Angelo Esposito made his AHL debut today for the Chicago Wolves. The team pulled its tried and true rookie prank on him, though it didn't work quite as well on him as it has some others.
Esposito and Ondrej Pavelec.
Bryan Little and Esposito.
He looked pretty nervous during warmup, but when he saw a camera on him, tried to put on a good face.
Esposito played left wing on the fourth line with Steve Martins and a rotating winger. He saw about two or three shifts a period. Once when Martins was tossed from the faceoff circle, he and Darren Haydar quickly discussed who would step in. They decided on Espo.
A few times Esposito's shift was cut short when a penalty occurred.
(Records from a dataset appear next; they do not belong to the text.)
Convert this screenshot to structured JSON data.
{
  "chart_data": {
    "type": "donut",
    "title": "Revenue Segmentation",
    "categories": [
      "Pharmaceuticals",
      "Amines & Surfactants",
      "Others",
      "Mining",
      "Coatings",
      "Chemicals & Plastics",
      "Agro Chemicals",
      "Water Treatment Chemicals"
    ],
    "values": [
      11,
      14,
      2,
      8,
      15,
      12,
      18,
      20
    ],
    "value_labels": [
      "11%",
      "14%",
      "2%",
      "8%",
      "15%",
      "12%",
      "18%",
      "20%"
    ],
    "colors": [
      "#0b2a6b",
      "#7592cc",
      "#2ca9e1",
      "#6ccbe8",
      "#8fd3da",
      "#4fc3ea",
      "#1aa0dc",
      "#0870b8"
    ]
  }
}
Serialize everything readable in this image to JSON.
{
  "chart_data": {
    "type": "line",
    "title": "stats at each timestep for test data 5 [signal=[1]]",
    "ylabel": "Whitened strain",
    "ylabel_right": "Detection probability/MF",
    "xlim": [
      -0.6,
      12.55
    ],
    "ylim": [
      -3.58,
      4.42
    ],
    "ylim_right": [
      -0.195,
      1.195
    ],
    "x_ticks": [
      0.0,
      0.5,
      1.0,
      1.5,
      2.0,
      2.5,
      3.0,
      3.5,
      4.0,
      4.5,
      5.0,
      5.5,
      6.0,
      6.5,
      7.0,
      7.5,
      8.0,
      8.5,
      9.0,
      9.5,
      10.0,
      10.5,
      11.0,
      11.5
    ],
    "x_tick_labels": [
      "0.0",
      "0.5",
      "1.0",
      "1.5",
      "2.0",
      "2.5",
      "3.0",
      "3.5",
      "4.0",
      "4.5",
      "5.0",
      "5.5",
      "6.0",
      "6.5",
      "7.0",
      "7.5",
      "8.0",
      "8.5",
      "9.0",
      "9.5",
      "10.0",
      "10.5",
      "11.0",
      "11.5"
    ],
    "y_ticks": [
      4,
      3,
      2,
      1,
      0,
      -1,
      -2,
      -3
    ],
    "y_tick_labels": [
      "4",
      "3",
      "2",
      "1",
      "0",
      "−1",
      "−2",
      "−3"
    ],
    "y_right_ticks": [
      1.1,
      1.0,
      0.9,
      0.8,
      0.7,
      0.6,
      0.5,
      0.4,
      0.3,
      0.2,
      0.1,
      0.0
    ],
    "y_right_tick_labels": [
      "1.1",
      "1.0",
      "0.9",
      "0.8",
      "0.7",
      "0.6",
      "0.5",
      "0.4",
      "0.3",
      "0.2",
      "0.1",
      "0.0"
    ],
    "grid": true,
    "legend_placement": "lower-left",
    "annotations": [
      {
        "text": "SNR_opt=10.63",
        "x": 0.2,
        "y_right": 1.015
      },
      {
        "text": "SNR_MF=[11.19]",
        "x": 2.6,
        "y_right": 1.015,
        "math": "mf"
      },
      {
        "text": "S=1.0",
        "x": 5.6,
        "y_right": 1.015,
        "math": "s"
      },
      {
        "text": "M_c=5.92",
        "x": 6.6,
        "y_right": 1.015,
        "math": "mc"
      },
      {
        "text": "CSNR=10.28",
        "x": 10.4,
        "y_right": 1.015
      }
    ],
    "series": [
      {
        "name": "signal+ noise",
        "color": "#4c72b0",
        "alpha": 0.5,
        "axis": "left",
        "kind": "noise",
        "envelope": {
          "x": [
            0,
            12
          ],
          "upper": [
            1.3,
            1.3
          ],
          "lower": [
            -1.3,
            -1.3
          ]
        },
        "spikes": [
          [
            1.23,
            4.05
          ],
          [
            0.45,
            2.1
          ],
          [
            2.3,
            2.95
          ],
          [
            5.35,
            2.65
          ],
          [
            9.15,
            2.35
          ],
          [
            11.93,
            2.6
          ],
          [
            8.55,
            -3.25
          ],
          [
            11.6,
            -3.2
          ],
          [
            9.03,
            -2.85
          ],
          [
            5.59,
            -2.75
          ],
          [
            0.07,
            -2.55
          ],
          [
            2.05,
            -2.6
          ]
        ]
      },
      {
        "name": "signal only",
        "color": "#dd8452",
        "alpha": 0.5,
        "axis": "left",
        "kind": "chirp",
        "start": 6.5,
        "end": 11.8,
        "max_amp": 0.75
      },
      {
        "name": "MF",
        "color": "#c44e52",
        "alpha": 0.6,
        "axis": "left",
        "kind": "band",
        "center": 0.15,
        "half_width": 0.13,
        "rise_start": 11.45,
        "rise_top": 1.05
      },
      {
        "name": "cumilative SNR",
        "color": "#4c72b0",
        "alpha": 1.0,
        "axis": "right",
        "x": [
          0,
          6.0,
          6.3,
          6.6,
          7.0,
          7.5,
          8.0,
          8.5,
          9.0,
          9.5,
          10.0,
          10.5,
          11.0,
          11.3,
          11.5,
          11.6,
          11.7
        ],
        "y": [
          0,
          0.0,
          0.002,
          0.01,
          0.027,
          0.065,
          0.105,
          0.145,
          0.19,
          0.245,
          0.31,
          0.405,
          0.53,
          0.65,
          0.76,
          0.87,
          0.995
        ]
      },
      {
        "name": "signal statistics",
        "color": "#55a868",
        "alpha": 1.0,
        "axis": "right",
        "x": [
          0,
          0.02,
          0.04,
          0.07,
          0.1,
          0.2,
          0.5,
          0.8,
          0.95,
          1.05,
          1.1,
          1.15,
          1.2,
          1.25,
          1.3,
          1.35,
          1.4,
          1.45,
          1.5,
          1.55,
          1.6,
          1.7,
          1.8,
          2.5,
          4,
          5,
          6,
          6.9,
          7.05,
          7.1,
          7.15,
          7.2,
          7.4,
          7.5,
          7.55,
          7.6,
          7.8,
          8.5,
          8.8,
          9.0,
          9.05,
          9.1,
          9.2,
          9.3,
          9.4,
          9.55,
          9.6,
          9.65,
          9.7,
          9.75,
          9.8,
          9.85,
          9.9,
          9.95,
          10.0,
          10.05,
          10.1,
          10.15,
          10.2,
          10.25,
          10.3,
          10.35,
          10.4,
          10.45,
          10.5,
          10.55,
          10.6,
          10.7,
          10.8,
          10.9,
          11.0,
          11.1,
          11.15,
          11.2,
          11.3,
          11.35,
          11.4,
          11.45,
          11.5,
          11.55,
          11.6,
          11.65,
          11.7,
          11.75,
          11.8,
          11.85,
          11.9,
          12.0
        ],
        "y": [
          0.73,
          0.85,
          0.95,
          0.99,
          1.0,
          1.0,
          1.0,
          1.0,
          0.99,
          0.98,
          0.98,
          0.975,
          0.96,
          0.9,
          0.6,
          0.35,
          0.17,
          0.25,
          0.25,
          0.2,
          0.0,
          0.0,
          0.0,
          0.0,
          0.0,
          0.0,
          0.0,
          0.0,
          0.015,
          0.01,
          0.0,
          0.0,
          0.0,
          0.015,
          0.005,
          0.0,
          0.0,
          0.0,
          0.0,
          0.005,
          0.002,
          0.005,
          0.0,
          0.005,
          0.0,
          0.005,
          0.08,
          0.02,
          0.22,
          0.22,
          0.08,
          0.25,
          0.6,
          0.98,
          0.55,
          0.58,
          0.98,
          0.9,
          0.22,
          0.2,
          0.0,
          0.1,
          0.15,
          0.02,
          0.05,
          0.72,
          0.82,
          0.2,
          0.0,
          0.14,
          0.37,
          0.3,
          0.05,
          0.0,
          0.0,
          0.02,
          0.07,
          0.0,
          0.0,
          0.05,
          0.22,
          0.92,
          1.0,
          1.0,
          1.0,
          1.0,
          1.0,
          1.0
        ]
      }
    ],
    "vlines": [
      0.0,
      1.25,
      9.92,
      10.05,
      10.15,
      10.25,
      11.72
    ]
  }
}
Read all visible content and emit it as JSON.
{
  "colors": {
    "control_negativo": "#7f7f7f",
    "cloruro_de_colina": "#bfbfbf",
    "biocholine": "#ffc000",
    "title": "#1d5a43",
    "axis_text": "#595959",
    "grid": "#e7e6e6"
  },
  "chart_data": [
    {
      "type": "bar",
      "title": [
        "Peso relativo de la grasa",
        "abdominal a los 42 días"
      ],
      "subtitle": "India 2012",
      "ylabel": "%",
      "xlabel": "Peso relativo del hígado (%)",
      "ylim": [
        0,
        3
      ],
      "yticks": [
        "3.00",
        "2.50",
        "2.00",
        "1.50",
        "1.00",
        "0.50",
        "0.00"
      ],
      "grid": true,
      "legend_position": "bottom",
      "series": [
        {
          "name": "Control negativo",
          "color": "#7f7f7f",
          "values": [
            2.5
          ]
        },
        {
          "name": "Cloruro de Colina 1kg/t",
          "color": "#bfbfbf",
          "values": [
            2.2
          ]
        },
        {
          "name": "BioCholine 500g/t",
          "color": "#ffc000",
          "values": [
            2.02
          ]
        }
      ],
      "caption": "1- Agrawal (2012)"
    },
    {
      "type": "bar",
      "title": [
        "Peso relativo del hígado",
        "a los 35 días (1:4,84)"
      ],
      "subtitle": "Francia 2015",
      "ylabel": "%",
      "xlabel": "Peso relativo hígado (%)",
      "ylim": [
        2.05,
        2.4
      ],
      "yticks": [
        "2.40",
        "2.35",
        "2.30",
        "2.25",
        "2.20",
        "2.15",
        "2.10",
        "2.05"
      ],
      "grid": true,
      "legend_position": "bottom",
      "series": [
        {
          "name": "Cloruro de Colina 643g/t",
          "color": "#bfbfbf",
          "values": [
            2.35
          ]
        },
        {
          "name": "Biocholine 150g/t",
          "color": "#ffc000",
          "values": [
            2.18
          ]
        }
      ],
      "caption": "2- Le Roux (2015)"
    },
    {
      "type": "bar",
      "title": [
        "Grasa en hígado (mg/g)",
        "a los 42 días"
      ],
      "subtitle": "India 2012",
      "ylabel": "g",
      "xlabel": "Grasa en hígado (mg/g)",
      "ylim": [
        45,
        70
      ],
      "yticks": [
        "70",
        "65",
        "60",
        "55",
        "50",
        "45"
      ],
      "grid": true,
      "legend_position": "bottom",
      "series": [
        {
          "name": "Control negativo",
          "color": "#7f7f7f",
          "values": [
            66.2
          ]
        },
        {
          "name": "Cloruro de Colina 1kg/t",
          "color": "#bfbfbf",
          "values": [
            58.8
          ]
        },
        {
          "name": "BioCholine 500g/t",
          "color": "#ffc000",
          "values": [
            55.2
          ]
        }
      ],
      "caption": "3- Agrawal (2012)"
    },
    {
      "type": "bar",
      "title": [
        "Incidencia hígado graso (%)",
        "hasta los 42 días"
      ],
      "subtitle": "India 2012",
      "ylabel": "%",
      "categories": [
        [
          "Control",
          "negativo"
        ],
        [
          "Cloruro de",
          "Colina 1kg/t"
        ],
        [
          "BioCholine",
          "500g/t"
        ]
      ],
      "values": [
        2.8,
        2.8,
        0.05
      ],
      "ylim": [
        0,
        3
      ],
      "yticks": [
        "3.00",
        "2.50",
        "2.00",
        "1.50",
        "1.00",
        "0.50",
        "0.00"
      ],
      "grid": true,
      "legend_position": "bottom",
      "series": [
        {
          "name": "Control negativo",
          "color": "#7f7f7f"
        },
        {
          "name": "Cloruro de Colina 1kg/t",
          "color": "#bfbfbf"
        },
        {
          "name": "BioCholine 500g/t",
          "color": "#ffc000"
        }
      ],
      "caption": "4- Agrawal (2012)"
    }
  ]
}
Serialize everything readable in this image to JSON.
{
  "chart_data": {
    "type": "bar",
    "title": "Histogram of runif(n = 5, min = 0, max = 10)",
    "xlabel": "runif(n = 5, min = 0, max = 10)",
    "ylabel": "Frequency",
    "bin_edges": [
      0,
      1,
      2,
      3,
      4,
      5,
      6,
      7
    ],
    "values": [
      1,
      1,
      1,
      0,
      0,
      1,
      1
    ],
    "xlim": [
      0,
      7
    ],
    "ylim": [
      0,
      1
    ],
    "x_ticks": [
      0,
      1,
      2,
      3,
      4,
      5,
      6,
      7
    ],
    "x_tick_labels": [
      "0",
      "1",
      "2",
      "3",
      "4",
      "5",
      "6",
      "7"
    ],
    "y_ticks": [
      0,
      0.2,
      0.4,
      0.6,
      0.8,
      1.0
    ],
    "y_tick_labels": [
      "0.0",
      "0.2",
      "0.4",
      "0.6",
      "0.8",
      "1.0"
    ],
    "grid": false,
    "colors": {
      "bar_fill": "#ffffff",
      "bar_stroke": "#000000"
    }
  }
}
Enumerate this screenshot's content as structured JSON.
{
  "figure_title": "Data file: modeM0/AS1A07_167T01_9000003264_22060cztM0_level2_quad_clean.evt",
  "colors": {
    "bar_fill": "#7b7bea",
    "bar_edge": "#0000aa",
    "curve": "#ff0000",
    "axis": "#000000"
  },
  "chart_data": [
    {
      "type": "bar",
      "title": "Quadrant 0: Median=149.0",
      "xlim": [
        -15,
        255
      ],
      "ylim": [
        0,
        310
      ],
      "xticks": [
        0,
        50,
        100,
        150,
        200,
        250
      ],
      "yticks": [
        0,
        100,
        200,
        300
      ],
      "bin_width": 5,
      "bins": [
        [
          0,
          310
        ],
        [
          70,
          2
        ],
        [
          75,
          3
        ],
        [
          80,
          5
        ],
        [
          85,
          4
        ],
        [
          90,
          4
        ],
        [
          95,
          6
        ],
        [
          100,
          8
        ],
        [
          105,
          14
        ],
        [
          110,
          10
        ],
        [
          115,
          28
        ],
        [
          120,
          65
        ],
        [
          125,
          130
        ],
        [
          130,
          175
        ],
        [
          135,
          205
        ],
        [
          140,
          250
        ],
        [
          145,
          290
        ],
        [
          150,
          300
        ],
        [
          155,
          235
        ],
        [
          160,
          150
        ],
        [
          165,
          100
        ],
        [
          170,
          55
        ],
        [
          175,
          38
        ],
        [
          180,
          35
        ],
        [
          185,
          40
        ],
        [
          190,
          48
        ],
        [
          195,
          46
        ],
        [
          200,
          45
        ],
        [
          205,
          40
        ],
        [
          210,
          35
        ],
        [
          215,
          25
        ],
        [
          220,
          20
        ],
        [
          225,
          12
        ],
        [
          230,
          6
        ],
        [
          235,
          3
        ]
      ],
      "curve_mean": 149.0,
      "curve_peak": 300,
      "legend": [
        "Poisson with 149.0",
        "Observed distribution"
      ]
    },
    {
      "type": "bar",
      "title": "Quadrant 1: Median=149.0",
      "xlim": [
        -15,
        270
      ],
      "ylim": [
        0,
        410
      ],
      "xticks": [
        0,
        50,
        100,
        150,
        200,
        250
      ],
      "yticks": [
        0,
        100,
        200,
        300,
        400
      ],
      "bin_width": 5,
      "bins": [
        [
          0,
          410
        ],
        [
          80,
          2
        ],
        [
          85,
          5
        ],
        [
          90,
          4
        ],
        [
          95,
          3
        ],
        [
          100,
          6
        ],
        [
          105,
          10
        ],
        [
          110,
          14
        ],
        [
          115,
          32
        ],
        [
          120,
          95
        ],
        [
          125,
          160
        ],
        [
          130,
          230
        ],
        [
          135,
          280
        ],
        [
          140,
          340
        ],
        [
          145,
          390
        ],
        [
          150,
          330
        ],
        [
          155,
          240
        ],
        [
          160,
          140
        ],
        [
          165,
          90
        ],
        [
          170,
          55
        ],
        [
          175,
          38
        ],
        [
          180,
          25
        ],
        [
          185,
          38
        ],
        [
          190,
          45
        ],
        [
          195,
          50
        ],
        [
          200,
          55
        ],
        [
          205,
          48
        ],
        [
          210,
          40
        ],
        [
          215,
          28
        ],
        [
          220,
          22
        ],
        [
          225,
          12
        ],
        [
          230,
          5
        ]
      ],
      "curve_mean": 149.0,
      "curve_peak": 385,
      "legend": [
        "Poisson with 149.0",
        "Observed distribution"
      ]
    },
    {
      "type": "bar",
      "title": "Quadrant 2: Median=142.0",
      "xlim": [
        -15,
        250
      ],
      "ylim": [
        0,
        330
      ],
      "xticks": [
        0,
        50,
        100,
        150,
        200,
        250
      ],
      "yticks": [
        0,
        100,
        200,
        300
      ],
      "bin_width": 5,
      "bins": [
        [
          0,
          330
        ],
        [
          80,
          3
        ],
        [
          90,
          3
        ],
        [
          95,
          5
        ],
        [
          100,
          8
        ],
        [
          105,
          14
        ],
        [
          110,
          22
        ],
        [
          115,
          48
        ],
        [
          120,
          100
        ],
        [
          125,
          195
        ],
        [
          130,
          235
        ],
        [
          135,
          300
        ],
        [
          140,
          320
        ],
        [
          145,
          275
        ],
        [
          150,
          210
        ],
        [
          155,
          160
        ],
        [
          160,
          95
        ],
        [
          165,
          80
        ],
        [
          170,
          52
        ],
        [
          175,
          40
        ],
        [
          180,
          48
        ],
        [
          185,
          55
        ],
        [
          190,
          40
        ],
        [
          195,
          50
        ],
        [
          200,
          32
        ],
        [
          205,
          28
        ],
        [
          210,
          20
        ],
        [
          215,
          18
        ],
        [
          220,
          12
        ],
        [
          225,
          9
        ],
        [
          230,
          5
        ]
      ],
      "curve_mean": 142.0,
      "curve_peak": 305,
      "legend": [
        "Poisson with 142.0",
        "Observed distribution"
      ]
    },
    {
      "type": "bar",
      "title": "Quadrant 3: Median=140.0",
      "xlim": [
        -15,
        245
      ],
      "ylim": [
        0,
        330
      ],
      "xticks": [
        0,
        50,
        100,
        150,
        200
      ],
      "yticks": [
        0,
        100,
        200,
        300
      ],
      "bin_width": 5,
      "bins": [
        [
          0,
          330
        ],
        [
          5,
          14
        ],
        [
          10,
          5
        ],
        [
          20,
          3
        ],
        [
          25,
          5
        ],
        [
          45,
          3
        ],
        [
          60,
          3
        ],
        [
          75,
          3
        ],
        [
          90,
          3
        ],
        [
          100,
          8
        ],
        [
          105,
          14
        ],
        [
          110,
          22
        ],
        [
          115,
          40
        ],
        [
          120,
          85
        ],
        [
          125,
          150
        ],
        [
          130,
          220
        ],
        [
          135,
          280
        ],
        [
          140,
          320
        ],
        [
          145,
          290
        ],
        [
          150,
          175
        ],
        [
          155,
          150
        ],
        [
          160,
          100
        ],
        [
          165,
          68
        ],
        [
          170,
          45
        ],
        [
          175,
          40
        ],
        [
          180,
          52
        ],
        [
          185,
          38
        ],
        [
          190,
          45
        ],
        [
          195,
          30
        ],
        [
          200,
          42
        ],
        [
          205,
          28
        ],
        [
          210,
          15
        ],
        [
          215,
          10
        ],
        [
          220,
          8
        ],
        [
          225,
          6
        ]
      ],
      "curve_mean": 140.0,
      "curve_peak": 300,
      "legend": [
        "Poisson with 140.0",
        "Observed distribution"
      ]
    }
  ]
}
He drew a hooking call himself once as he crossed the blue line with speed.
In general I thought he did a lot of running around. Seemed to want to be everywhere. Went for some hits, but doesn't really have the body mass yet to be an effective hitter.
He had a nice one-timer that he shot wide, but otherwise no scoring opportunities. He had a dipsy-doodle move in the slot once, but the defender was right on him.
All in all, he showed a glimpse of his talent, but wasn't in the best places to get the puck on his stick. I asked Peoria's play-by-play guy what he thought of him, because I know Tom and he has no dog in the hunt, and he said he thought he looked raw, and that he has talent but doesn't know where to go. And that guys out of junior/college run around with chickens with heads cut off, and he followed that pattern.
Dan Marr of the Thrashers was there to see him.
I asked Wolves coach John Anderson what he thought of his play, and he was complimentary:
"Really liked him. You can see he's got some savvy, a good shot, and he's pretty smart with the puck. His first game, he was a little nervous, but I thought he played very well for us. I'm happy we had a chance to use him."
Anderson had the rink diagram out with him on the bench, drawing a few things. One thing he was showing him was "soft locking."
"If he's the last guy in the zone, when he comes over to the player, normally you want to go and take the man out, but you can't because you'd get trapped against the wall and it's a 3 on 2 the other way," Anderson explained. "So what we teach is to come up and soft lock on the guy -- you turn up with him as opposed to taking him out, so at least you're coming back with the play instead of getting stuck on the wall. A few other things, but he's very good, a quick learner. He hadn't seen our team play or our systems at all. Nelly (asst coach Todd Nelson) spent a good 45 minutes before the game explaining a few things we like to do. He was very receptive, a quick thinker."